New PhDs with Temporary Visas Much Less in Debt than U.S. Counterparts

By David North on December 31, 2009

A comprehensive survey of America's more than 15,000 new PhDs indicates that the ones on temporary visas, such as student visas, have much less debt than their U.S. citizen and permanent-resident (i.e., green-card holding) counterparts.

The contrast is remarkable; the new PhDs from abroad (those with the temporary visas) have a cumulative debt of $8,063 at graduation while their counterparts reported a debt level of $22,185. American Blacks with new PhDs were the worst off, with an average debt of $38,586.

This is from the newly released Doctorate Recipients from U.S. Universities, Summary Report 2007-08, a publication of the National Science Foundation that is supported by NSF and five other major government agencies. The great reliance of the overseas PhDs on American sources of funding was covered in a previous blog.

The smaller debt for the foreign PhDs reflects a number of factors, and the relative significance of each of these variables is not covered by the survey.

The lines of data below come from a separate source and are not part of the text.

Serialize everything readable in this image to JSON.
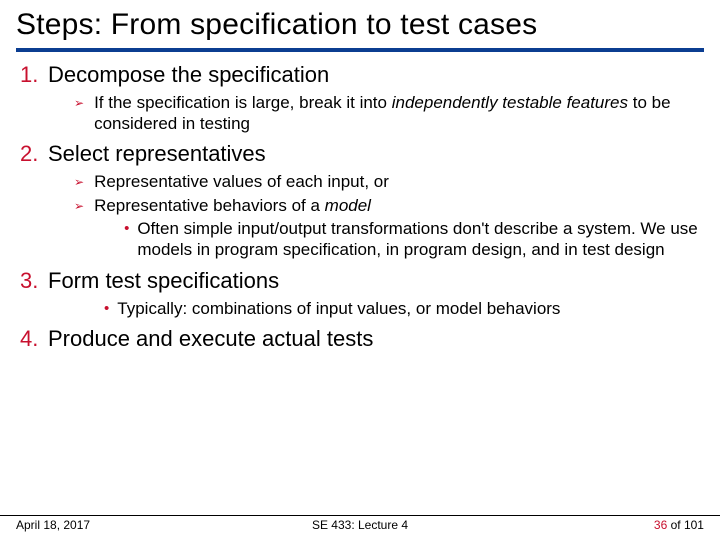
{
  "title": "Steps: From specification to test cases",
  "steps": [
    {
      "num": "1.",
      "title": "Decompose the specification",
      "subs": [
        {
          "pre": "If the specification is large, break it into ",
          "ital": "independently testable features",
          "post": " to be considered in testing"
        }
      ]
    },
    {
      "num": "2.",
      "title": "Select representatives",
      "subs": [
        {
          "pre": "Representative values of each input, or",
          "ital": "",
          "post": ""
        },
        {
          "pre": "Representative behaviors of a ",
          "ital": "model",
          "post": "",
          "dots": [
            "Often simple input/output transformations don't describe a system.  We use models in program specification, in program design, and in test design"
          ]
        }
      ]
    },
    {
      "num": "3.",
      "title": "Form test specifications",
      "shallow_dots": [
        "Typically: combinations of input values, or model behaviors"
      ]
    },
    {
      "num": "4.",
      "title": "Produce and execute actual tests"
    }
  ],
  "footer": {
    "date": "April 18, 2017",
    "center": "SE 433: Lecture 4",
    "page_current": "36",
    "page_sep": " of ",
    "page_total": "101"
  },
  "colors": {
    "accent_red": "#c8102e",
    "title_underline": "#0b3d91",
    "text": "#000000",
    "background": "#ffffff"
  },
  "typography": {
    "title_fontsize": 30,
    "step_fontsize": 22,
    "body_fontsize": 17,
    "footer_fontsize": 12,
    "font_family": "Arial"
  }
}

Among the factors: extent of university financial support, family composition, personal frugality, and ability to secure loans. As noted in the earlier blog, very little of the financial support for the overseas PhDs comes from overseas. Whatever the reasons, the PhDs with temporary visas left graduate school in considerably better financial shape than their domestic peers. The numbers, from Table 24 of the report, follow:

 Temporary visasCitizens/green cardsBlackHispanicWhite
Total debt$8,063$22,185$38,586$27,553$21,299
% Debt-free 73.1%42.9%25.6%33.2%43.4%

The Blacks, Hispanics, and Whites noted above are all in the citizen/green card category. The data is based on a survey that covers all new PhDs; the responsive rate is very high and the study, now more than 50 years old, is highly regarded.

Most of those with temporary visas, new PhDs, and "with definite postgraduation commitments" are planning to stay in the U.S., according to the survey. Fully 78.2 percent are in this category, up from 68.6 percent five years earlier.

The new PhDs from a few nations, prosperous ones, do not follow this trend. Of the new PhDs from Saudi Arabia, only 11.5 percent are staying in the U.S. Similarly, relatively small shares of the respondents from Thailand (28.1 percent) and Singapore (43.8 percent) will stay in the U.S. The Japanese are divided 50-50 on the issue, but Japanese getting doctorates in the U.S. are a relatively small number, 255, compared to the huge delegation from China, 4,526.

While there are some overseas PhDs in all disciplines, they are most dominant in the field of engineering. In fact, 57 percent of the 7,862 new holders of PhDs in engineering are here on temporary visas.

In the physical sciences (including physics and mathematics) the percentage of overseas PhDs is 45 percent; in social sciences and psychology it is only 21 percent.

U.S. immigration policy (or non-immigrant policy) is largely in the hands of the universities. When they admit someone to their halls, if the student does not have a criminal record, a temporary visa is virtually automatic – if a bit slower to arrive since 9/11. There are no overall numerical limits, and no country-of-origin ceilings.

Overseas students using the most common of the students visas – the F-1s – can subsequently adjust to immigrant status if they can find a U.S. employer to hire them, as many do. This is often a more complicated, and time-consuming, process for those who have been admitted as exchange scholars on J-1 visas.